My problem is to find some class of functions such that equation $(1)$ can have such ''easy'' solutions.
I've find that functions of the form $$ f(x)=ax+\dfrac{b}{x^2}+c $$ work well, since equation $(1)$ in this case become a second degree equation that can be solved in elementary way. But I'm searching for some other class of functions and since I don't have a method to look for them, my imagination failed to produce any interesting result.
So my question is: someone can find a method ( but I doubt that exists) or has enough imagination to find some other class of functions tha work well for this kind of exercises?
Let's consider a cubic function $f(x)=a_0x^3+a_1x^2+a_2x+a_3$. Assume that you know $(p,q)$ a point on the graph of the function.
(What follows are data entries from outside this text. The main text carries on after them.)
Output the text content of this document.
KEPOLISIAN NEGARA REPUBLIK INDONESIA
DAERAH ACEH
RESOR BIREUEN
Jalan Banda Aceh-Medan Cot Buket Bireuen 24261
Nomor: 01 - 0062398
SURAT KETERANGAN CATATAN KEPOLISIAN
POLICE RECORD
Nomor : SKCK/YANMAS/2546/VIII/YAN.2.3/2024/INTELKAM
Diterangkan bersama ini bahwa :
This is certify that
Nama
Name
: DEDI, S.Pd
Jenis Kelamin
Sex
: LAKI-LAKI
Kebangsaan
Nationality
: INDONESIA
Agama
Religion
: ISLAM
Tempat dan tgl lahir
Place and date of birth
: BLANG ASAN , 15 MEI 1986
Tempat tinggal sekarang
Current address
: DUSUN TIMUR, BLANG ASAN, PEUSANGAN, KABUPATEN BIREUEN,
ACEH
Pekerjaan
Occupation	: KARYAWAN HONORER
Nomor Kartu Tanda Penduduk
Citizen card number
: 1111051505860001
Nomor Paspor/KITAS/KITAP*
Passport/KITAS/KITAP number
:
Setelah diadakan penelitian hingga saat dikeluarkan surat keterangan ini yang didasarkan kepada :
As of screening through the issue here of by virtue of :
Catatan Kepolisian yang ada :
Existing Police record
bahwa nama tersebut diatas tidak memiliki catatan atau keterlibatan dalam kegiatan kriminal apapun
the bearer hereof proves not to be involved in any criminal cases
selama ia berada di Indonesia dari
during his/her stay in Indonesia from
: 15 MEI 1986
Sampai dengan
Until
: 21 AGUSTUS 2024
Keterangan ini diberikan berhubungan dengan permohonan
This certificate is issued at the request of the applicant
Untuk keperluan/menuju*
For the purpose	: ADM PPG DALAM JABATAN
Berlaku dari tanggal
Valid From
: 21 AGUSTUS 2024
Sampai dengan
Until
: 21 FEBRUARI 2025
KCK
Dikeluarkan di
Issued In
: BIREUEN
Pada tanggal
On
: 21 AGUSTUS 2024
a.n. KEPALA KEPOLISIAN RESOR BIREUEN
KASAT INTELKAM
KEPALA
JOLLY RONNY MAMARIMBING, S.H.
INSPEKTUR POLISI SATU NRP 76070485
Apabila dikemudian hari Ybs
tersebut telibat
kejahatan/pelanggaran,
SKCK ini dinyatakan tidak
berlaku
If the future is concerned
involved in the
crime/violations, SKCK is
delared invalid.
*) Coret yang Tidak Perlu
Then, you know that $q=a_0p^3+a_1p^2+a_2p+a_3$. Using this, you can find a relation for $a_3=q-a_0p^3-a_1p^2-a_2p$. So, we write $a_3$ as a polynomial in $a_0$, $a_1$, and $a_2$.
Now, consider the line $y-q=m(x-p)$. This is a line passing through the point $(p,q)$. We would like this line to be tangent to the curve at another point. Then, consider the line as $y=mx-mp+q$ and by substitution, we consider $$ mx-mp+q=a_0x^3+a_1x^2+a_2x+a_3. $$ A solution to this equation is both on the graph of the cubic function and on the line above. Consider $$ a_0x^3+a_1x^2+(a_2-m)x+(a_3+mp-q)=0. $$ This is a cubic polynomial in $x$ and we are interested in its roots. We know that $x=p$ is a root by the definition of $a_3$. So, we can rewrite this as $$ (x-p)(a_0p^2+pa_1+pa_0x-m+a_2+xa_1+a_0x^2)=0. $$ (I used maple to get this factorization and to eliminate $a_3$).
Now, to be a tangent point to the curve, the remaining factor must have a double root. You can observe that this has a double root when the discriminant vanishes. Therefore, you want $$ (a_0p+a_1)^2-4a_0(a_0p^2+pa_1-m+a_2)=0 $$
Therefore, you should choose $a_0$, $a_1$, $a_2$, and $p$ so that this equation holds. This will generate the type of curve that you're looking for.